Writer of Color

This morning Sir W. Batten with Colonel Birch to Deptford, to pay off two ships. Sir W. Pen and I staid to do business, and afterwards together to White Hall, where I went to my Lord, and found him in bed not well, and saw in his chamber his picture, very well done; and am with child till I get it copied out, which I hope to do when he is gone to sea.
To Whitehall again, where at Mr. Coventry’s chamber I met with Sir W. Pen again, and so with him to Redriffe by water, and from thence walked over the fields to Deptford (the first pleasant walk I have had a great while), and in our way had a great deal of merry discourse, and find him to be a merry fellow and pretty good natured, and sings very bawdy songs.
So we came and found our gentlemen and Mr.
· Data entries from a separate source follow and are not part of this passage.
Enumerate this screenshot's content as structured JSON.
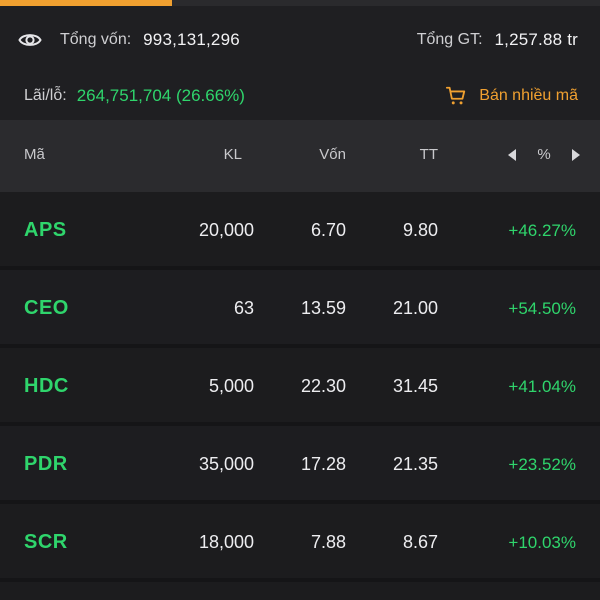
{
  "summary": {
    "total_capital_label": "Tổng vốn:",
    "total_capital_value": "993,131,296",
    "total_value_label": "Tổng GT:",
    "total_value_value": "1,257.88 tr",
    "pnl_label": "Lãi/lỗ:",
    "pnl_value": "264,751,704 (26.66%)",
    "sell_many_label": "Bán nhiều mã"
  },
  "table": {
    "headers": {
      "symbol": "Mã",
      "volume": "KL",
      "cost": "Vốn",
      "market": "TT",
      "percent": "%"
    },
    "rows": [
      {
        "symbol": "APS",
        "volume": "20,000",
        "cost": "6.70",
        "market": "9.80",
        "percent": "+46.27%"
      },
      {
        "symbol": "CEO",
        "volume": "63",
        "cost": "13.59",
        "market": "21.00",
        "percent": "+54.50%"
      },
      {
        "symbol": "HDC",
        "volume": "5,000",
        "cost": "22.30",
        "market": "31.45",
        "percent": "+41.04%"
      },
      {
        "symbol": "PDR",
        "volume": "35,000",
        "cost": "17.28",
        "market": "21.35",
        "percent": "+23.52%"
      },
      {
        "symbol": "SCR",
        "volume": "18,000",
        "cost": "7.88",
        "market": "8.67",
        "percent": "+10.03%"
      }
    ]
  },
  "icons": {
    "visibility": "eye-icon",
    "cart": "cart-icon",
    "prev": "triangle-left-icon",
    "next": "triangle-right-icon"
  },
  "colors": {
    "accent": "#f0a030",
    "gain": "#2fd56c",
    "background": "#1c1c1e",
    "header_bg": "#2b2b2e"
  }
}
Prin at the pay.
About noon we dined together, and were very merry at table telling of tales.
After dinner to the pay of another ship till 10 at night, and so home in our barge, a clear moonshine night, and it was 12 o’clock before we got home, where I found my wife in bed, and part of our chambers hung to-day by the upholster, but not being well done I was fretted, and so in a discontent to bed.
I found Mr. Prin a good, honest, plain man, but in his discourse not very free or pleasant.
Among all the tales that passed among us to-day, he told us of one Damford, that, being a black man, did scald his beard with mince-pie, and it came up again all white in that place, and continued to his dying day. Sir W. Pen told us a good jest about some gentlemen blinding of the drawer, and who he catched was to pay the reckoning, and so they got away, and the master of the house coming up to see what his man did, his man got hold of him, thinking it to be one of the gentlemen, and told him that he was to pay the reckoning.

This pen is with child.
I sing and tell tales to it.
I fret that being black
in a white place is
a raw reckoning,
and so I ink it in.


Erasure poem derived from The Diary of Samuel Pepys, Tuesday 9 October 1660.